Раздался треск ломаемой деревянной старой трости, дед охнул и схватился за голову. Тая вновь и вновь опускала ему на руки зонт. Он стал отмахиваться, как от мухи, сделал несколько шагов в комнату и плюхнулся на диван. Тая остановилась, зверски блестя глазами на деда, оскалилась, вся в крови — у неё был ужасный вид.
Тот держался за голову, там явно была большая шишка.
— Если ещё раз подойдёшь ко мне, получишь больше, — сказала она сквозь окровавленные зубы.
Дед испуганно таращился на неё: — Ты точно ненормальная, я подтвердил это и позвонившему мужчине, отцу твоего ухажёра. Он интересовался о твоём нервно-психическом здоровье.
Тая опустила зонт и невидящими глазами уставилась на деда.
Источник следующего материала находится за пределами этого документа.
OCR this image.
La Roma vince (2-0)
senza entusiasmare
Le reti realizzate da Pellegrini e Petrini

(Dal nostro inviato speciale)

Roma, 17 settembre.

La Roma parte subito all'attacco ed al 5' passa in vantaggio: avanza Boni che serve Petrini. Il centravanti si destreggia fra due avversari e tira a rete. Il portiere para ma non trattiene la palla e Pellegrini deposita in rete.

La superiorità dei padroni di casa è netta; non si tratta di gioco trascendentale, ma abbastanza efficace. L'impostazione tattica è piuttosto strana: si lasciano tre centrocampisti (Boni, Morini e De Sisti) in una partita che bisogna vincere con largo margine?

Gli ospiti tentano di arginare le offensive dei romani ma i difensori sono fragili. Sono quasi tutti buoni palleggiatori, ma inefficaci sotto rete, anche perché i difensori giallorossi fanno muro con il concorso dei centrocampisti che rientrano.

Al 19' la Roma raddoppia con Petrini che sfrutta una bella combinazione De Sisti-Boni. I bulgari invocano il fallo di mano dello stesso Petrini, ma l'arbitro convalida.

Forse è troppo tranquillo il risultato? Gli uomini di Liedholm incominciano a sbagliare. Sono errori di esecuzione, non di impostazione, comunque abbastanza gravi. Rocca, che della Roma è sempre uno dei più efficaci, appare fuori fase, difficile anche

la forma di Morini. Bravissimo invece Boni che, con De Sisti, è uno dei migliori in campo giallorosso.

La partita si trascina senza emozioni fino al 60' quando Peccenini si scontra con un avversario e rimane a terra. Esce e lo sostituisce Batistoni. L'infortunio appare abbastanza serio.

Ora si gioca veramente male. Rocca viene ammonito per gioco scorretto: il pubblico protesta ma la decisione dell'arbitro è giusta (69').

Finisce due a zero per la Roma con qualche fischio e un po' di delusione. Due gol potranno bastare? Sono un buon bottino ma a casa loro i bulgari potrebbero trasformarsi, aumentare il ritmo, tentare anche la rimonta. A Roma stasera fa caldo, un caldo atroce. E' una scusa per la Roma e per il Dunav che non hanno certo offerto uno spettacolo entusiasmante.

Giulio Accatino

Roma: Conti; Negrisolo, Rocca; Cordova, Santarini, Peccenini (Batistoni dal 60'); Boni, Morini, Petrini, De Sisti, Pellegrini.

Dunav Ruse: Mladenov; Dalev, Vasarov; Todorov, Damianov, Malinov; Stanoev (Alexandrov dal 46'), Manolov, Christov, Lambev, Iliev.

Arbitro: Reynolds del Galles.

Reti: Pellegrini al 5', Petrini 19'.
Того очень обрадовала реакция внучки, и он открыл рот продолжить, но остановился, глядя на поломанную об его голову трость на зонте.
Тая запёрлась в ванной, смыла кровь, долго разглядывала синяки на шее, разбитые и раздувшиеся губы, вспухший и адски болевший нос. Переодевшись в чёрную блузку, девушка оделась, обулась и быстро вышла из квартиры — дед хмуро смотрел ей в след, ничего не говоря. Раз он теперь всё знает, тогда можно и не беспокоится о том, что не одобрит её ночное отсутствие.
Олег ужаснулся, когда увидел выбежавшую из подъезда девушку. Она закрывала сначала рот и нос, но по жутким синякам на шее он понял, что Тая пережила нечто нечеловеческое только что у себя в квартире. И если бы он знал…
Он с утра приехал на такси, машина сейчас стояла и ждала их, потому что хотел уехать с ней в загородный дом. Ключи он утром взял у матери, она дала не без колебаний, но решила не препятствовать, потому что это только ещё больше сблизит влюблённых. Это же всем известная старая истина. Если хочешь, чтобы сын поскорее оставил девушку — дай ему её. Он насытится и успокоится.
— Что случилось? — спросил Олег, пытаясь заглянуть за руки девушки. Она опустила глаза и молчала, тяжело дыша. Постояв с минуту, он усадил её в машину, и только лишь там под звуки громкой музыки, когда не мог услышать водитель, она поделилась с ним произошедшим между дедом и ею.
Олег после этого был молчалив и серьёзен — о благодушном праздничном настроении не могло быть и речи. Тая же попросила не портить этим праздник и хотя бы на время помочь попытаться забыть о деде и его отношении к ней, которое чуть было не вылилось в убийство.